Na reação, José Abraão congratula-se, em declarações à Renascença, que “haja alguma preocupação no que diz respeito à gestão de recursos humanos na administração pública”, mas acredita “que ela não se faz bem assim”.
“É necessário um levantamento das necessidades permanentes dos serviços, procurar calcular aqueles recursos que saem ou pela aposentação ou por qualquer outra razão, e substituí-los, provavelmente mais qualificados, para que se continue a dar resposta às necessidades dos cidadãos, da economia em concreto”, defende.
O sindicalista sublinha que “há falta de pessoal todos os dias” em “áreas governativas importantes, como na saúde, justiça, nas autarquias e a segurança social”.
“Neste quadro, entendendo que poderá haver por trás desse anúncio uma intenção, mas de qualquer maneira não passará provavelmente disso, porque haverá necessidade de continuar a ter serviços a funcionar “, termina.
Frente Comum receia “descalabro nos serviços”

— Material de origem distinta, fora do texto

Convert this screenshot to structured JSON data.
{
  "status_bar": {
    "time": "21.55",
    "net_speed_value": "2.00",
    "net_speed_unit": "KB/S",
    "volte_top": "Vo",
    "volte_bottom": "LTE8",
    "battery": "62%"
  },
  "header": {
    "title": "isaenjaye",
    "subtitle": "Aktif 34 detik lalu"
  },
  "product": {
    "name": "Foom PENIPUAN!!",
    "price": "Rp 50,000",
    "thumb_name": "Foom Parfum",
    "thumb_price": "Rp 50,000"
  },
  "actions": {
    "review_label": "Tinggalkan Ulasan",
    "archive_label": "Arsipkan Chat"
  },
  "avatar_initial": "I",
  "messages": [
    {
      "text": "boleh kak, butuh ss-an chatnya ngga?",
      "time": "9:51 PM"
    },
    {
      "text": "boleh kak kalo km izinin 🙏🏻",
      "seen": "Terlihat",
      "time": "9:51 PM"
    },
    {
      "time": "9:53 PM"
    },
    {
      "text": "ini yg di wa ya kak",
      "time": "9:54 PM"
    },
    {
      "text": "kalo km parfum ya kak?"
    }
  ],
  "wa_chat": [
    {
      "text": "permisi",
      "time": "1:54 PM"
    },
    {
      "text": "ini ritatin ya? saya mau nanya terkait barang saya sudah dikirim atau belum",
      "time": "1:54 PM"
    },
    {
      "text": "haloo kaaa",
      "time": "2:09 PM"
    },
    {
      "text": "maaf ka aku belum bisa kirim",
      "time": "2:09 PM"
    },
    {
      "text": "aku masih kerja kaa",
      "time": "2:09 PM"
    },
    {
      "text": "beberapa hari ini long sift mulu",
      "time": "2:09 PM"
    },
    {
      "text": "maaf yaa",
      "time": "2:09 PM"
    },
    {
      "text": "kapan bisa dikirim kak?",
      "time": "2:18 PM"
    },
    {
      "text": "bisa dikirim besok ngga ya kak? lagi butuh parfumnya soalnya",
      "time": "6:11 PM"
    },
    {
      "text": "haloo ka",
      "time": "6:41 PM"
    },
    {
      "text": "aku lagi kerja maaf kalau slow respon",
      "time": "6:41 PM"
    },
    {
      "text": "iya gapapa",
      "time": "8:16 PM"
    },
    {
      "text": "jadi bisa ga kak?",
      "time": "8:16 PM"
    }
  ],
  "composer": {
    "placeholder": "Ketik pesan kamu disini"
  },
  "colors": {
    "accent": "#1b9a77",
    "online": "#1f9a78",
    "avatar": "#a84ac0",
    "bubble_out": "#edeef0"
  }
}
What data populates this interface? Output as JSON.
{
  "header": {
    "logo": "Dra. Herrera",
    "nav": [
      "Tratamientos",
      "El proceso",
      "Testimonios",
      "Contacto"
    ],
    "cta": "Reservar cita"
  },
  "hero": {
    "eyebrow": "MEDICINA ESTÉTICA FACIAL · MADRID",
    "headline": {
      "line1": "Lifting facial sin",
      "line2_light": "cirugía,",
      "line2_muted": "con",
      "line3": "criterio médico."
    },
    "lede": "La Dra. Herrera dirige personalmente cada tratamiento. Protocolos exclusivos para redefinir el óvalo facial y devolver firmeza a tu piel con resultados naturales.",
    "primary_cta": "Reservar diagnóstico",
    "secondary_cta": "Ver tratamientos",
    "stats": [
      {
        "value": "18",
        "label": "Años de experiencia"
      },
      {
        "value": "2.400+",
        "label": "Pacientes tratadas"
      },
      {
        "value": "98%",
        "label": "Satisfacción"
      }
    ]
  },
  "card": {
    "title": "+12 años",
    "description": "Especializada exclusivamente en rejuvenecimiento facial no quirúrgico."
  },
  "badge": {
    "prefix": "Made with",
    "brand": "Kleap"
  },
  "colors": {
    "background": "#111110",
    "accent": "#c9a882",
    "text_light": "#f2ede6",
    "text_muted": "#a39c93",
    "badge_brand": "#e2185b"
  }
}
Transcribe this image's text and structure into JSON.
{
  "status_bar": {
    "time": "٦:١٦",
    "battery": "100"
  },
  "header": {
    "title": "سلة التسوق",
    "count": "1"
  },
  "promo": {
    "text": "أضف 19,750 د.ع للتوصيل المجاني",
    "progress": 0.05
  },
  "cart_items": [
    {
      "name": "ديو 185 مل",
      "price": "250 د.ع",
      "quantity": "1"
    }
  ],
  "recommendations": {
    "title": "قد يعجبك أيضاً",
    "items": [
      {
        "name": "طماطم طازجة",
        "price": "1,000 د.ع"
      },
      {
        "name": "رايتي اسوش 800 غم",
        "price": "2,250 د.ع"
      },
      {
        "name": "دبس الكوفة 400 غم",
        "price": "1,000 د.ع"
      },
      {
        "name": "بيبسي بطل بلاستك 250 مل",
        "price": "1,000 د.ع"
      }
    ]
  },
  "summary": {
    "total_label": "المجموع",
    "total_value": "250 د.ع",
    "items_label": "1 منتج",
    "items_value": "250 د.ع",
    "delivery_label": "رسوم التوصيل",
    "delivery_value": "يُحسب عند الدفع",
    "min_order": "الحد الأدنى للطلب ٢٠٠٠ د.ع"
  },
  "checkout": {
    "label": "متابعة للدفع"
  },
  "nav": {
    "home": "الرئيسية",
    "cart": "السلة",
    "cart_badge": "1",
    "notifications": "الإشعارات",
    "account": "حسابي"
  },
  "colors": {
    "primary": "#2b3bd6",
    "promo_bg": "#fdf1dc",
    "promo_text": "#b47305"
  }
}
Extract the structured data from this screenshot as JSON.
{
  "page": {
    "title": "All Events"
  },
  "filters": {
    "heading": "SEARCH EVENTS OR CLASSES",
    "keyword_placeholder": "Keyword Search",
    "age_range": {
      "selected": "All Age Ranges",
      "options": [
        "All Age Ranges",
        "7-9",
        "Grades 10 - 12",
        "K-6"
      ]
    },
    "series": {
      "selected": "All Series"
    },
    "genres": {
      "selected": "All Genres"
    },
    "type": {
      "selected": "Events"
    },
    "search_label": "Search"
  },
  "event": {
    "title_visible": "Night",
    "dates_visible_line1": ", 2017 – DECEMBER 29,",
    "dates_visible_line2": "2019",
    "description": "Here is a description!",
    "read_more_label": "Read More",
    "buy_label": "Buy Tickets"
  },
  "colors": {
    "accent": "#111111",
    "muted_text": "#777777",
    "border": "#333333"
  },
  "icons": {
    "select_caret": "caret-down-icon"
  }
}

Já o coordenador da Frente Comum, Sebastião Santana, considera que as declarações de Gonçalo Matias configuram “mais um passo na degradação dos serviços públicos”.
“Portugal não tem funcionários públicos a mais. Comparando os números de emprego público em Portugal com outros países, nomeadamente do Norte da Europa, nós temos uma taxa de emprego público que não chega a 15% e alguns desses países têm taxas de emprego público perto de 30%”, relembra.
O sindicalista diz que não reforçar o número de funcionários públicos ” vai comprometer naturalmente os serviços”.
“Nós temos uma administração pública bastante envelhecida, se não se substituem os trabalhadores que se reformam, isto vai ser um descalabro na administração pública”, remata.